Mau tidak mau Rufus meminta Sarafina yang masih belum tersadar sepenuhnya akibat narkoba untuk pergi ke luar dan mengambil barang-barang yang ia minta.
Saat menunggu Sarafina kembali, Billy lagi-lagi berbuat ulah. Tidak tahan lagi, Rufus melemparkannya ke luar jendela hingga ia terbakar dan tewas.
Menjelang senja, satu demi satu mobil petinggi vampir berdatangan. Begitu pula dengan Sarafina. Untung ia bisa kembali ke kamar Rufus dengan selamat.
Tanpa membuang waktu, Rufus membagikan barang-barang yang sudah dibawa Sarafina pada yang lain. Ada senter sinar UV serta berbagai macam senjata. Rencana mereka adalah menuju stasiun kereta di sebelah selatan.
Setelah menyalakan alarm kebakaran yang membuat para penghuni apartemen keluar, Rufus dkk memanfaatkan kekacauan untuk meninggalkan apartemen. Sementara ia dan Sarafina menyelinap ke basement, yang lain asyik menghadapi para petinggi vampir, walau ujung-ujungnya mereka pun tewas.
Rufus sendiri ternyata sudah menyiapkan sebuah terowongan rahasia di basement. Sarafina memintanya untuk mengubahnya menjadi vampir agar bisa membantu Rufus. Rufus menolak.
Sesaat sebelum memasuki terowongan, pimpinan petinggi vampir memergoki mereka. Rufus dan Sarafina bergegas masuk ke terowongan, yang berujung ke sebuah garasi. Sudah ada sebuah mobil di sana.
Tanpa membuang waktu, Rufus menyalakan mobil dan memacunya. Tidak diduga, sebuah mobil petinggi vampir menabraknya. Sarafina tewas seketika. Pimpinan petinggi vampir menghampiri Rufus dan langsung menebas lehernya.

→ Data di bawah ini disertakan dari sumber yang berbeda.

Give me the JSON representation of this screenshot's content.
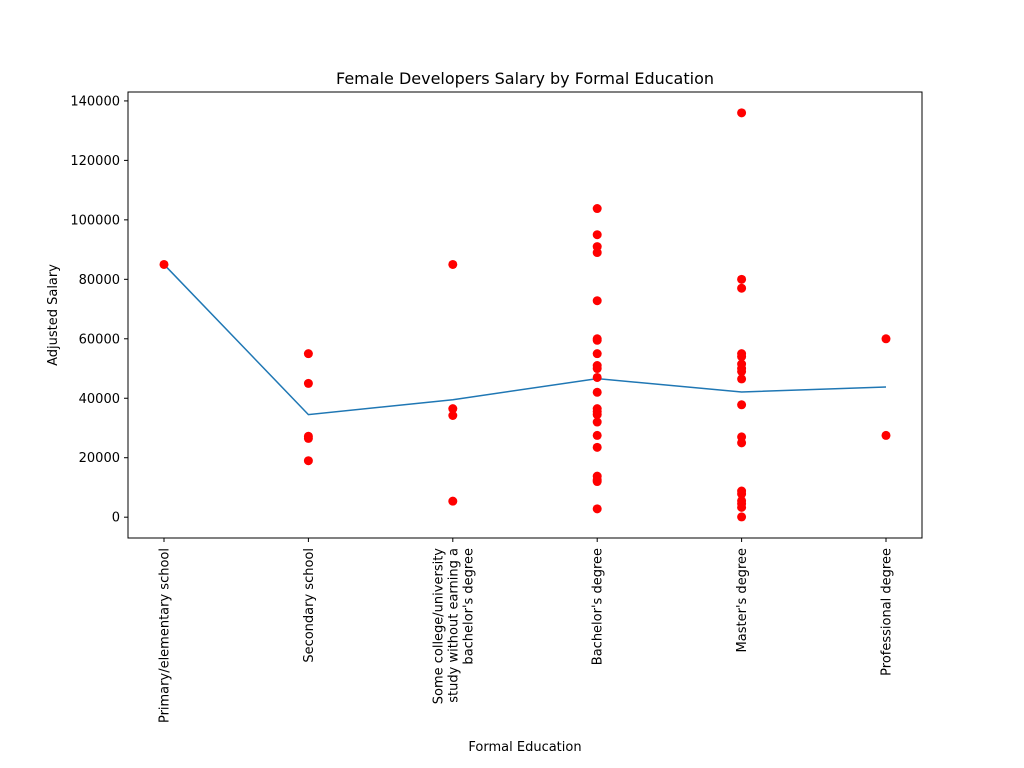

Dengan cerita orisinil “30 Days of Night” yang bisa dibilang memiliki happy ending, saya sebenarnya berharap hal yang sama pada “30 Days Til Death” ini. Alur cerita dan artworknya yang menarik membuat saya lupa bahwa dari judulnya saja sudah pasti lakonnya tewas. Sayang tidak ada kejelasan mengenai para petinggi vampir, membuat kisahnya seolah lepas dari jagat “30 Days of Night”.